NACHRODT-WIBLINGWERDE ▪ „Die Regeln sind wie beim ,Haus vom Nikolaus': Keine Linie doppelt ziehen und nicht absetzen“, erklärte Claudio Schmickler den Achtklässlern der Albert-Schweitzer-Hauptschule, wie sie eine CNC-Fräse programmieren müssen. Ihre Aufgabe: Die Ziffer Acht in einen Metallblock fräsen.

Die Szene hat sich nicht etwa im Werkunterricht abgespielt, sondern im Info-Bus der Metall- und Elektroindustrie, der am Mittwoch an der Hauptschule im Holensiepen Station gemacht hat. Diplom-Ingenieur Claudio Schmickler und Berufsberater Klaus Bräu erwarteten darin die siebten, achten und neunten Klassen der Albert-Schweitzer-Hauptschule. Ihr Ziel: Die Jugendlichen für die Berufe der Metall- und Elektroindustrie zu begeistern.

„Jeder Jugendliche ist grundsätzlich für etwa 30 Berufe geeignet“, betonte Klaus Bräu, der bedauert, dass sich Berufseinsteiger oft nicht über die Vielfalt der Möglichkeiten im Klaren sind. Durch die Möglichkeit, die Tätigkeiten in 26 verschiedenen Berufen im Info-Bus auszuprobieren, wollten Bräu und Schmickler die Jugendlichen faszinieren. Dabei machten die Mädchen und Jungen überraschende Erkenntnisse, zum Beispiel, dass der Rohling einer Colaflasche nicht viel größer als ein Reagenzglas ist, oder dass eine ziemlich unscheinbare Metallplatte das Ausgangsmaterial für eine Spraydose ist. Um solchen und vielen anderen Produkten das allseits bekannte Aussehen zu geben, sind Maschinen nötig, und diese Maschinen müssen von Menschen entwickelt, programmiert und bedient werden. Genau das geschieht in den verschiedenen Berufen der Metall- und Elektroindustrie – durch Elektroniker, Konstruktionsmechaniker, Maschinen- und Anlagenführer, Mechatroniker, Verfahrens- oder Werkzeugmechaniker.

Linktipp:

Informationen über die Berufe der Metall- und Elektroindustrie gibt es hier!

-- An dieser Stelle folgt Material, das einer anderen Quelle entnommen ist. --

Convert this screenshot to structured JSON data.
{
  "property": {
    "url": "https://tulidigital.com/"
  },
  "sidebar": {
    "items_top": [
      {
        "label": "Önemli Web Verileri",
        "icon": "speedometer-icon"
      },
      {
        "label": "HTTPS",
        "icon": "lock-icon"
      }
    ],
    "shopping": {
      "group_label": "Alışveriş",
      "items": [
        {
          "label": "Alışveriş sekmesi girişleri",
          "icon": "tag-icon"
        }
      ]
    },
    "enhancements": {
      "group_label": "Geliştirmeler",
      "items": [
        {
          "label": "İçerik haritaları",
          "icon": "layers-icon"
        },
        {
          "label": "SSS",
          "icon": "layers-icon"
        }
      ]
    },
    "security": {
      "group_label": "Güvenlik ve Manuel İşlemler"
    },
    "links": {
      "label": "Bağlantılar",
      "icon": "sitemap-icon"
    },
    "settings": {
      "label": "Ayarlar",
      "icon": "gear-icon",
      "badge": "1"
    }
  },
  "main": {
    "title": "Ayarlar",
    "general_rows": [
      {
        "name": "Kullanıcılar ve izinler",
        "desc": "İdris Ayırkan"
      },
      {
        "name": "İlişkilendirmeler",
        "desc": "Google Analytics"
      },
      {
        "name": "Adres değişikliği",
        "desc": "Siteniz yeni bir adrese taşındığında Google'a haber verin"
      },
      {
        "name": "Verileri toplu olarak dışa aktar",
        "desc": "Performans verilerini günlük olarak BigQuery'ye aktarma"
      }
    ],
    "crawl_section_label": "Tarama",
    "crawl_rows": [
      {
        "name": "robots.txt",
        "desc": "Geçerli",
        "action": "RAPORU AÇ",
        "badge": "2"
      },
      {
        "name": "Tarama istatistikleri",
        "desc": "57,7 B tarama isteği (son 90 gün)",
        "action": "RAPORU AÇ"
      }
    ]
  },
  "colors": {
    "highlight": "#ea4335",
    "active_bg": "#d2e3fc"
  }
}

Mit den Siebt- und Achtklässlern gingen Claudio Schmickler und Klaus Bräu am Mittwoch eher grundsätzliche Fragen an: Welche Berufe kann man überhaupt erlernen? Welche Voraussetzungen muss man mitbringen? Den Neuntklässlern gaben die beiden Berater dann auch schon Tipps für die Bewerbung um einen Ausbildungsplatz. Dazu gehörte zum Beispiel der Hinweis, dass größere Unternehmen immer öfter eine Bewerbung per E-Mail verlangen und dass auf der Suche nach einem Ausbildungsplatz ein Praktikum manchmal hilfreich sein kann. Eine im Info-Bus installierte Datenbank gab den Jugendlichen außerdem Hinweise auf Unternehmen, die in Berufen der Metall- und Elektroindustrie ausbilden.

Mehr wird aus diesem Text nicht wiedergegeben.